May I ask, how do you feel about this decision? It appears that your H has decided he is not attracted to you anymore and therefore you should part ways, though you both enjoy each others company, do things together, there is no animosity, etc. How do you feel about all of this?
Even you name says that you give in without a fight, is this what you wanted too, or did you just simply give in to your H?
You know sometimes people don't know what they want. There are many marriages in a worse state than yours, yet love can be revived.
I get the feeling that you two will go ahead with this and realise that you both made a mistake and that in fact 'far away fields are not really green.' just wondering.
I am fine with the decision, despite my username (which was just something I came up with when my first few choices were already taken).
We have both been unhappy for a while - but for different reasons. When the idea of divorce came up a few years ago, the ONLY reason I said no at the time was finances - I just knew I COULDN'T make it on my own salary, even with child support. Had I been in a better place financially, we'd already be divorced a couple years at this point.
The fact is, that while he is not happy with me, I'm not happy with him either. I can't speak for all of HIS reasons (aside from knowing he doesn't like the weight gain after I had kids that I was never able to lose), but for me, I have issues with:
1) his lack of engagement with the kids (I know this won't necessarily change once we divorce, but at least the kids won't be exposed to it every day, like they are now).
2) his impatience - he's not violent in *any* way, but he is not a patient man and can get annoyed over the smallest thing very easily, which results in a snide attitude along with rude comments. And rather than letting it go, he'll harp on it for days. Not a fun thing to be around day in and day out.

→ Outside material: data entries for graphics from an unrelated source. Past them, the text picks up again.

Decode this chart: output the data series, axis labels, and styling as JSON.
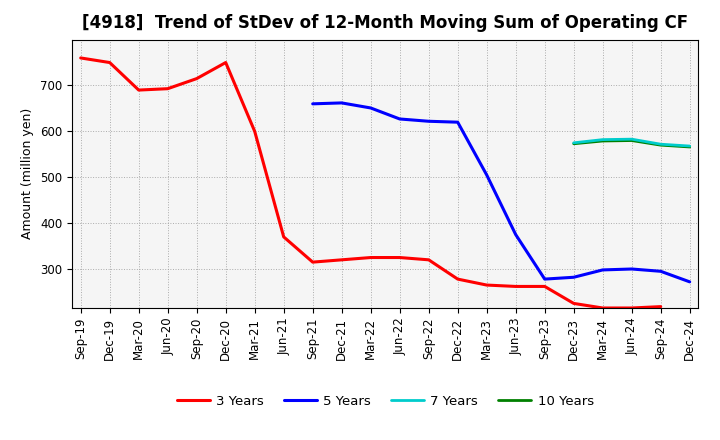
{
  "title": "[4918]  Trend of StDev of 12-Month Moving Sum of Operating CF",
  "ylabel": "Amount (million yen)",
  "x_labels": [
    "Sep-19",
    "Dec-19",
    "Mar-20",
    "Jun-20",
    "Sep-20",
    "Dec-20",
    "Mar-21",
    "Jun-21",
    "Sep-21",
    "Dec-21",
    "Mar-22",
    "Jun-22",
    "Sep-22",
    "Dec-22",
    "Mar-23",
    "Jun-23",
    "Sep-23",
    "Dec-23",
    "Mar-24",
    "Jun-24",
    "Sep-24",
    "Dec-24"
  ],
  "series": {
    "3 Years": {
      "color": "#FF0000",
      "data_x": [
        0,
        1,
        2,
        3,
        4,
        5,
        6,
        7,
        8,
        9,
        10,
        11,
        12,
        13,
        14,
        15,
        16,
        17,
        18,
        19,
        20,
        21
      ],
      "data_y": [
        760,
        750,
        690,
        693,
        715,
        750,
        600,
        370,
        315,
        320,
        325,
        325,
        320,
        278,
        265,
        262,
        262,
        225,
        215,
        215,
        218,
        null
      ]
    },
    "5 Years": {
      "color": "#0000FF",
      "data_x": [
        8,
        9,
        10,
        11,
        12,
        13,
        14,
        15,
        16,
        17,
        18,
        19,
        20,
        21
      ],
      "data_y": [
        660,
        662,
        651,
        627,
        622,
        620,
        505,
        375,
        278,
        282,
        298,
        300,
        295,
        272
      ]
    },
    "7 Years": {
      "color": "#00CCCC",
      "data_x": [
        17,
        18,
        19,
        20,
        21
      ],
      "data_y": [
        575,
        582,
        583,
        572,
        568
      ]
    },
    "10 Years": {
      "color": "#008000",
      "data_x": [
        17,
        18,
        19,
        20,
        21
      ],
      "data_y": [
        573,
        579,
        580,
        570,
        566
      ]
    }
  },
  "ylim": [
    215,
    800
  ],
  "yticks": [
    300,
    400,
    500,
    600,
    700
  ],
  "grid_color": "#999999",
  "background_color": "#ffffff",
  "plot_bg_color": "#f5f5f5",
  "title_fontsize": 12,
  "label_fontsize": 9,
  "tick_fontsize": 8.5
}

3) his lack of Christian faith - I grew up in a Christian household, and am a Christian myself. He was not religious when we got married, but did claim to have a conversion experience a few years after we got married. But it is clear now he was only going through the motions at the time. And while I'm not super-religious, I do go to church and am active in a ladies Bible study, and wish that my husband would lead the household as a man of faith. But he recently told me that while he believes in God, he doesn't care much about the rest. He doesn't begrudge me my spiritual life (or my decision to take the kids to church), but he won't actively participate himself.
That's just three I can think of right now, but I know there are more. He's a good man in many ways, and I know he'll make someone else very happy someday. But after all this time, it just isn't ME. He doesn't make me happy. And while I do not believe other people have a *responsibility* to make me happy, I do think other people can naturally create happiness just by being around. My kids, for example, bring me GREAT happiness and joy. I love being around them and being involved in their lives and helping them become happy, kind, well-adjusted, responsible and caring people. My husband does not.
So yes, I am a ResignedWife, but I still must stress that it was a MUTUAL decision.